Most of us who’ve been in ministry for any length of time have been there. Some days, the stress of ministry is too much—and we’ve had enough. If that’s where you are today, maybe one of these ideas will prove helpful to you.
- Quit ministry completely. I don’t typically recommend this choice, but it is an option. Sometimes you just lose any sense of hope that things will be better in any other ministry location. I pray the rest of these suggestions are more fruitful.
- At least be willing to ask, “What am I learning about myself here?” That’s not to suggest we should blame ourselves for the heartaches; rather, it’s to recognize that God sometimes uses heartache to show up our own heart. Don’t be afraid to do honest self-evaluation.
- Work with a trusted friend or counselor to re-evaluate your ministry calling. Reviewing and re-engaging our calling is often a good move in general. When we’re in the midst of the heartache of ministry, though, we need another set of eyes and ears to help us evaluate reality.
- Spend a few days fasting, reading, and praying. There’s nothing magical about fasting, but tough ministry experiences are often times when we need to long for God and His direction more than we long for food. Focus your attention fully on Him, and the struggles we face lose some of their force.

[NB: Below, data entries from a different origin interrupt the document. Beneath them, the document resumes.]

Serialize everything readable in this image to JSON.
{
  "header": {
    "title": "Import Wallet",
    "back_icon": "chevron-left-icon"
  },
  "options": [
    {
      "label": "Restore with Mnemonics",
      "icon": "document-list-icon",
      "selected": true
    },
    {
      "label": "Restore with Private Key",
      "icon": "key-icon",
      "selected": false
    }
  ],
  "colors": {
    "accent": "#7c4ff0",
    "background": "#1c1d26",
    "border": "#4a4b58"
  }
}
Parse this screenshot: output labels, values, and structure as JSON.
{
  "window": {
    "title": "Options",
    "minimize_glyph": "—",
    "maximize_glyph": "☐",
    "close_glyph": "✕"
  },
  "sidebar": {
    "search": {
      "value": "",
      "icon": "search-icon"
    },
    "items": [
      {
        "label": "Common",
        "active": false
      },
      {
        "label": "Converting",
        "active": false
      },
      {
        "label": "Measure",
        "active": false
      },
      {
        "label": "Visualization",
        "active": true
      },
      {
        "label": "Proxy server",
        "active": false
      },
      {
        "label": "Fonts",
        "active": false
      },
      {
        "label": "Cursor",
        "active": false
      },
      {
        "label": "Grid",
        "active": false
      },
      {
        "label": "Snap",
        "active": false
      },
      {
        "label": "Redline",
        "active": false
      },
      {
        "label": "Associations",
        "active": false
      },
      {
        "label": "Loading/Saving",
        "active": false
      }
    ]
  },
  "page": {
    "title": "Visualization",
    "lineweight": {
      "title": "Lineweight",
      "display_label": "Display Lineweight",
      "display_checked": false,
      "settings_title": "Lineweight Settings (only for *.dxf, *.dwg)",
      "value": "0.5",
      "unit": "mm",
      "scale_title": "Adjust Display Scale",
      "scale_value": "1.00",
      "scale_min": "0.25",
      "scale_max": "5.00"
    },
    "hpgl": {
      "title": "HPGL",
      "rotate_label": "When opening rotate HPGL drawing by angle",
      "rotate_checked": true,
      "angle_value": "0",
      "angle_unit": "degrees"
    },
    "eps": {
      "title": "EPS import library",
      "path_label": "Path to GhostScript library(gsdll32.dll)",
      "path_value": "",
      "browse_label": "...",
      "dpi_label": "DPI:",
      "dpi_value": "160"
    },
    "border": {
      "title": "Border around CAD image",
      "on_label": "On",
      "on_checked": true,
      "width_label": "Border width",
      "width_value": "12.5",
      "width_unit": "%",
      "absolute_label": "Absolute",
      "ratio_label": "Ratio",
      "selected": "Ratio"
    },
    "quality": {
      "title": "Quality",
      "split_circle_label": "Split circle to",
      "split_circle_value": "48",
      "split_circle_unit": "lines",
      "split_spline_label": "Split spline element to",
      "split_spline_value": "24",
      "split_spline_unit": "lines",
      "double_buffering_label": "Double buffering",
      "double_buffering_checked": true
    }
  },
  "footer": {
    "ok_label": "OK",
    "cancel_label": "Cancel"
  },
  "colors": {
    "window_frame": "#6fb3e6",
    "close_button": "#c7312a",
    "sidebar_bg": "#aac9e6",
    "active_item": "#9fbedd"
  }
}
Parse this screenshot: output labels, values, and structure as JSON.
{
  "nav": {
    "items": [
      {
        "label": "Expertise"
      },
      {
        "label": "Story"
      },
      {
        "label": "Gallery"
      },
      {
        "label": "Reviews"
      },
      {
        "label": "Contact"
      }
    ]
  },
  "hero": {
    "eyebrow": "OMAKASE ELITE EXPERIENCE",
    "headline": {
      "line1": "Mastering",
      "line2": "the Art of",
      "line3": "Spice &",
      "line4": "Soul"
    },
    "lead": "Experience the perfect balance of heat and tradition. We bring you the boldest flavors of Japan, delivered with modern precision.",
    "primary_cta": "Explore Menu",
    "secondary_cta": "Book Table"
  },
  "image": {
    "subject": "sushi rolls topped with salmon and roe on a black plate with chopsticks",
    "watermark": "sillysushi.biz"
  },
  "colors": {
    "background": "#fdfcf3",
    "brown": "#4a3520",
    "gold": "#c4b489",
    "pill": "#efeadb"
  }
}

- Consider a different position in ministry. I’ve seen some guys who got burned as a senior pastor serve remarkably well in an associate position. Moving down the ladder of responsibility just one step can help alleviate some stress – or, changing a position can help you maximize your giftedness better.
- Ask for retreat or sabbatical time. Not every church will grant this request, but it never hurts to ask. A few days away (or even a couple of months of structured time to recover) can do wonders.
- Seek a ministry coach. Some of these commitments require a financial investment, but it might be worth it if you’re given opportunity to deal with realities with a safe friend in a safe place. Even a few months with a coach can help get you past some rough spots.
- Enlist somebody to do Bible study and prayer with you. Accountability is always important, but it’s especially significant when it’s tougher for us to see through the storm. Spending intentional time with God and another believer can change your perspective.
- Learn in God’s power to forgive. Forgiving others doesn’t let them off the hook for wrong and sinful treatment (in fact, it assumes some level of Christian confrontation), but it does allow us to let go of the burden of anger and bitterness we carry. Freedom from this burden can be life and ministry-transforming.
What other suggestions would you add?